Inspiring

Buya Yunahar: Surau, Minang, dan Muhammadiyah

4 Mins read

Oleh: Gigih Imanadi Darma*

Larut malam 2 Januari 2020, beberapa menit jelang hari berganti pemberitahuan sebuah pesan via ponsel datang. Saat membuka pesan singkat pada aplikasi WhatsApp, hati saya berderit. Terang saja, masih dalam suasana banjir yang mengepung wilayah Jabodetabek, saya pikir pipi-pipi umat kian bertambah basah, ketika mendengar kabar berpulangnya beliau; Prof. Dr. Yunahar Ilyas. Lc., M.Ag.

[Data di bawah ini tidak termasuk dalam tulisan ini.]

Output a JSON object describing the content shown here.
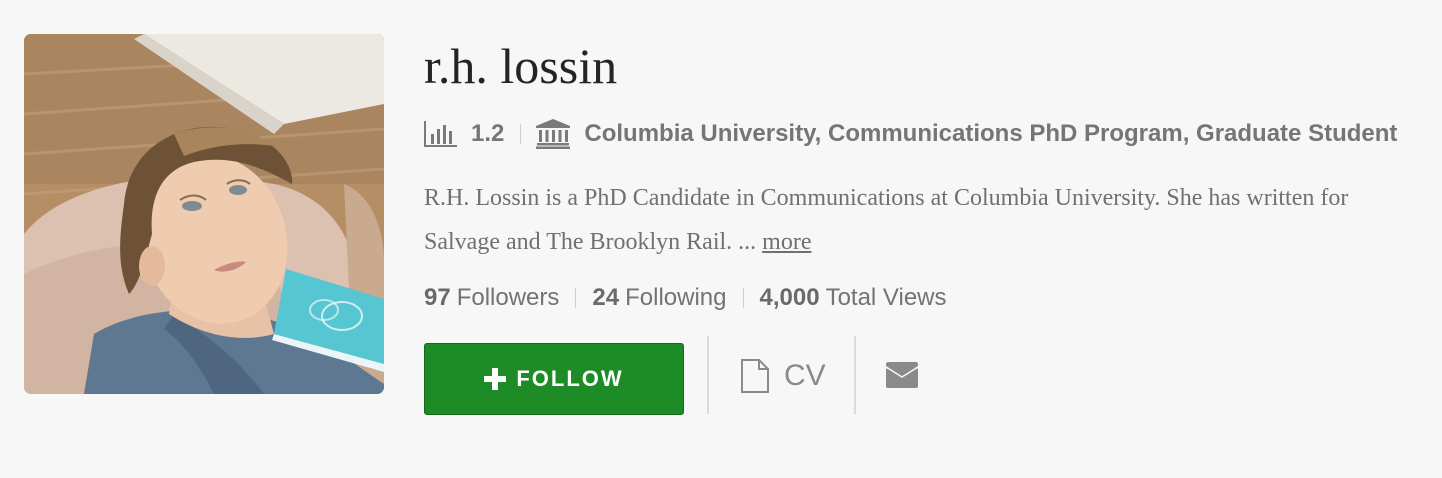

Seketika itu do’a-do’a saya melangit, bagi mereka yang tau jalan pulang menuju kekasihnya, tak akan pernah risau. Sebab dunia memang fana, dan Prof. Yunahar saya yakini telah menyempurnakan kerja-kerja kemanusian, keumatan, juga kebangsaan. Oleh karenanya pulang adalah perayaan terakhir untuk menuju  kekasih yang mungkin semenjak lama beliau nanti-nanti. Ia tenang dan abadi di surga. Aamiin.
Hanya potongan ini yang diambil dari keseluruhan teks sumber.